Notre Dame versus Wake Forest: Sure, part of the attraction is the name recognition, not that there is anything wrong with that, but Notre Dame's present and future are almost as intriguing as its past. The Fighting Irish scored three goals in a first-round win against Milwaukee, the first time they scored multiple goals in a game since Oct. 7. In their tournament opener, the Demon Deacons looked the part of a team that made the College Cup last season, getting two goals from All-America forward Katie Stengel and another from partner in crime Rachel Nuzzolese in a 4-0 win against Georgia Southern.

4. What are the best potential Sweet 16 games?

Baylor at North Carolina: Baylor won its first NCAA tournament game a season ago and then learned how difficult it is to keep winning when it dropped a 5-0 decision against North Carolina in Gainesville. That lesson seems to have fueled them to bigger and better things this season, but a rematch with the Tar Heels, unlikely to be troubled by Baylor's direct style, would be a good way to prove it once and for all. Baylor senior Hanna Gilmore has four goals and an assist in the past four games, including one in the win at Arizona State.

UCLA at San Diego State: While San Diego State has Cal, UCLA doesn't have an easy second-round game, either, facing a Kentucky team that is best at home but could push the Bruins. But if the two seeds meet Sunday, the Southern California derby is arguably the best game on the schedule. Their last meeting in any setting was a 5-0 UCLA win in the second round of the 2009 NCAA tournament. This one would be a better game.

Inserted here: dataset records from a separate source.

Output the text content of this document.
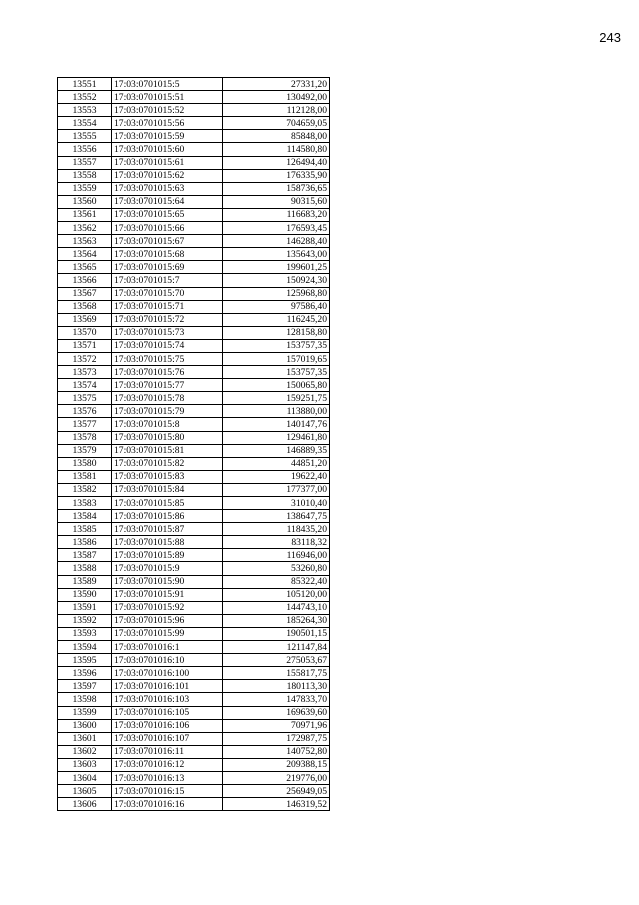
243
13551	17:03:0701015:5	27331,20
13552	17:03:0701015:51	130492,00
13553	17:03:0701015:52	112128,00
13554	17:03:0701015:56	704659,05
13555	17:03:0701015:59	85848,00
13556	17:03:0701015:60	114580,80
13557	17:03:0701015:61	126494,40
13558	17:03:0701015:62	176335,90
13559	17:03:0701015:63	158736,65
13560	17:03:0701015:64	90315,60
13561	17:03:0701015:65	116683,20
13562	17:03:0701015:66	176593,45
13563	17:03:0701015:67	146288,40
13564	17:03:0701015:68	135643,00
13565	17:03:0701015:69	199601,25
13566	17:03:0701015:7	150924,30
13567	17:03:0701015:70	125968,80
13568	17:03:0701015:71	97586,40
13569	17:03:0701015:72	116245,20
13570	17:03:0701015:73	128158,80
13571	17:03:0701015:74	153757,35
13572	17:03:0701015:75	157019,65
13573	17:03:0701015:76	153757,35
13574	17:03:0701015:77	150065,80
13575	17:03:0701015:78	159251,75
13576	17:03:0701015:79	113880,00
13577	17:03:0701015:8	140147,76
13578	17:03:0701015:80	129461,80
13579	17:03:0701015:81	146889,35
13580	17:03:0701015:82	44851,20
13581	17:03:0701015:83	19622,40
13582	17:03:0701015:84	177377,00
13583	17:03:0701015:85	31010,40
13584	17:03:0701015:86	138647,75
13585	17:03:0701015:87	118435,20
13586	17:03:0701015:88	83118,32
13587	17:03:0701015:89	116946,00
13588	17:03:0701015:9	53260,80
13589	17:03:0701015:90	85322,40
13590	17:03:0701015:91	105120,00
13591	17:03:0701015:92	144743,10
13592	17:03:0701015:96	185264,30
13593	17:03:0701015:99	190501,15
13594	17:03:0701016:1	121147,84
13595	17:03:0701016:10	275053,67
13596	17:03:0701016:100	155817,75
13597	17:03:0701016:101	180113,30
13598	17:03:0701016:103	147833,70
13599	17:03:0701016:105	169639,60
13600	17:03:0701016:106	70971,96
13601	17:03:0701016:107	172987,75
13602	17:03:0701016:11	140752,80
13603	17:03:0701016:12	209388,15
13604	17:03:0701016:13	219776,00
13605	17:03:0701016:15	256949,05
13606	17:03:0701016:16	146319,52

Texas A&M at Florida State: At various points during the season, this looked like a potential quarterfinal, if not even a potential College Cup pairing. But if Texas A&M ends Oakland's run, and Florida State deals with Texas Tech, it would set up a game between two of the top statistical defenses in the country. With Annie Kunz, Shea Groom and Kelley Monogue, the Aggies have offensive pieces to put pressure on the balanced Seminoles, but a 1-0 win against Stephen F. Austin in the first round was the latest in a string of finishing struggles.

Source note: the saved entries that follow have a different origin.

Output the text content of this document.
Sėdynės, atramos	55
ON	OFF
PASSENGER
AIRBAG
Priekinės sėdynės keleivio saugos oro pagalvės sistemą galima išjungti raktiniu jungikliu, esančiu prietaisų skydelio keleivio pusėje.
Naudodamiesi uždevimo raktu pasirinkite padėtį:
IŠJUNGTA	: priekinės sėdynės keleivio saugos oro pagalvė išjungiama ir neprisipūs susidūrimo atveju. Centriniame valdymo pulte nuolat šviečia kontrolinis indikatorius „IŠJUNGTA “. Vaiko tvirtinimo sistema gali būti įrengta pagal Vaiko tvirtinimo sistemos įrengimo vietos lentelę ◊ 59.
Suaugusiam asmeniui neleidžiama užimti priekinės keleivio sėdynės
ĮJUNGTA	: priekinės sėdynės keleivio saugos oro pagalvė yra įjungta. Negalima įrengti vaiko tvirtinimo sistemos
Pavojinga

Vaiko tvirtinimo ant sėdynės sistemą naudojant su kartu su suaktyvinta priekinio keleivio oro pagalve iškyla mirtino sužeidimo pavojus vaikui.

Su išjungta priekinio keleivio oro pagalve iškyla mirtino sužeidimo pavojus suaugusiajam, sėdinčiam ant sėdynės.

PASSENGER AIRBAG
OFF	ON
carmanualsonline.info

Duke at Virginia: The first ACC rematch in the NCAA tournament could take place in Charlottesville, where Virginia edged Duke in a 1-0 decision earlier this season. Both teams turned on the scoring in the first round, Virginia getting late firepower in a 4-1 win against a very good La Salle team and Duke routing Loyola 6-0 behind a hat trick from Kaitlyn Kerr. After a season of injuries and players on international duty, Duke's quarterfinal loss in the ACC tournament, and the rest it allowed, might have been the best thing that happened to last year's national finalist.

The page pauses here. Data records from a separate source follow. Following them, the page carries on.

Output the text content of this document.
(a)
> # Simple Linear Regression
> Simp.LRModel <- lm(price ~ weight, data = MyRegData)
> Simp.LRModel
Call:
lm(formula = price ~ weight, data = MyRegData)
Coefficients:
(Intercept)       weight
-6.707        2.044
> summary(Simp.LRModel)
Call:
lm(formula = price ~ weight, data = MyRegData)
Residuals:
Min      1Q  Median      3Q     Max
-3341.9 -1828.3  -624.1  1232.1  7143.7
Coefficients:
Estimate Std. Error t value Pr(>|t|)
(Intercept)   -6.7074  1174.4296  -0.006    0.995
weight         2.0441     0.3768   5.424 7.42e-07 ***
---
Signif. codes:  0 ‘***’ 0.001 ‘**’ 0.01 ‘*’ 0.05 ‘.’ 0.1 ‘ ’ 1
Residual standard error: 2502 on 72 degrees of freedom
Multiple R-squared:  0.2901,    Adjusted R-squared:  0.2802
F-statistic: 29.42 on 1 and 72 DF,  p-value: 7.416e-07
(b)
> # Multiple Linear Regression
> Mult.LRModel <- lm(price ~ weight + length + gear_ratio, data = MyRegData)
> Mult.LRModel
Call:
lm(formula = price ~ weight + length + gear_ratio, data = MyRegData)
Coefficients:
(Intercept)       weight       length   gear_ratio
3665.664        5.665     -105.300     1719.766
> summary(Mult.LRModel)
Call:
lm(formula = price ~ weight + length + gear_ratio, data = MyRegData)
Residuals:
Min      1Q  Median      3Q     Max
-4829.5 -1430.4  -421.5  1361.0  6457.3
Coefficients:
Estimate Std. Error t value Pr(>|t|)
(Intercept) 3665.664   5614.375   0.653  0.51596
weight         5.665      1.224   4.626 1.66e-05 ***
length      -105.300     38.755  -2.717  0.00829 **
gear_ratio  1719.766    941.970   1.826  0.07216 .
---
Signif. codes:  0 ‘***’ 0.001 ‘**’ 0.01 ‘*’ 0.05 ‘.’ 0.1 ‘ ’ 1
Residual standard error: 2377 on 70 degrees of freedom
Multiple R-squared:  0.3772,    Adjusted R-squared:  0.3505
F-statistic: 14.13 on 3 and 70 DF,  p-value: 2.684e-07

5. What if No. 1 BYU reaches the national championship game?

For religious reasons, BYU does not compete in athletic events on Sundays. Based on rule 31.1.4.1 in the NCAA bylaws, schools that "submit its written policy to the governing sports committee on or before September 1 of each academic year" are protected from having those observances affect their participation in championships. This week, that just means the games in BYU's four-team pod will be played Thursday and Saturday, instead of the Friday-Sunday schedule in place at the other seven sites. But should BYU reach the championship game, currently scheduled for Sunday, Dec. 2, the NCAA has confirmed the game will be played a day earlier, on Dec. 1.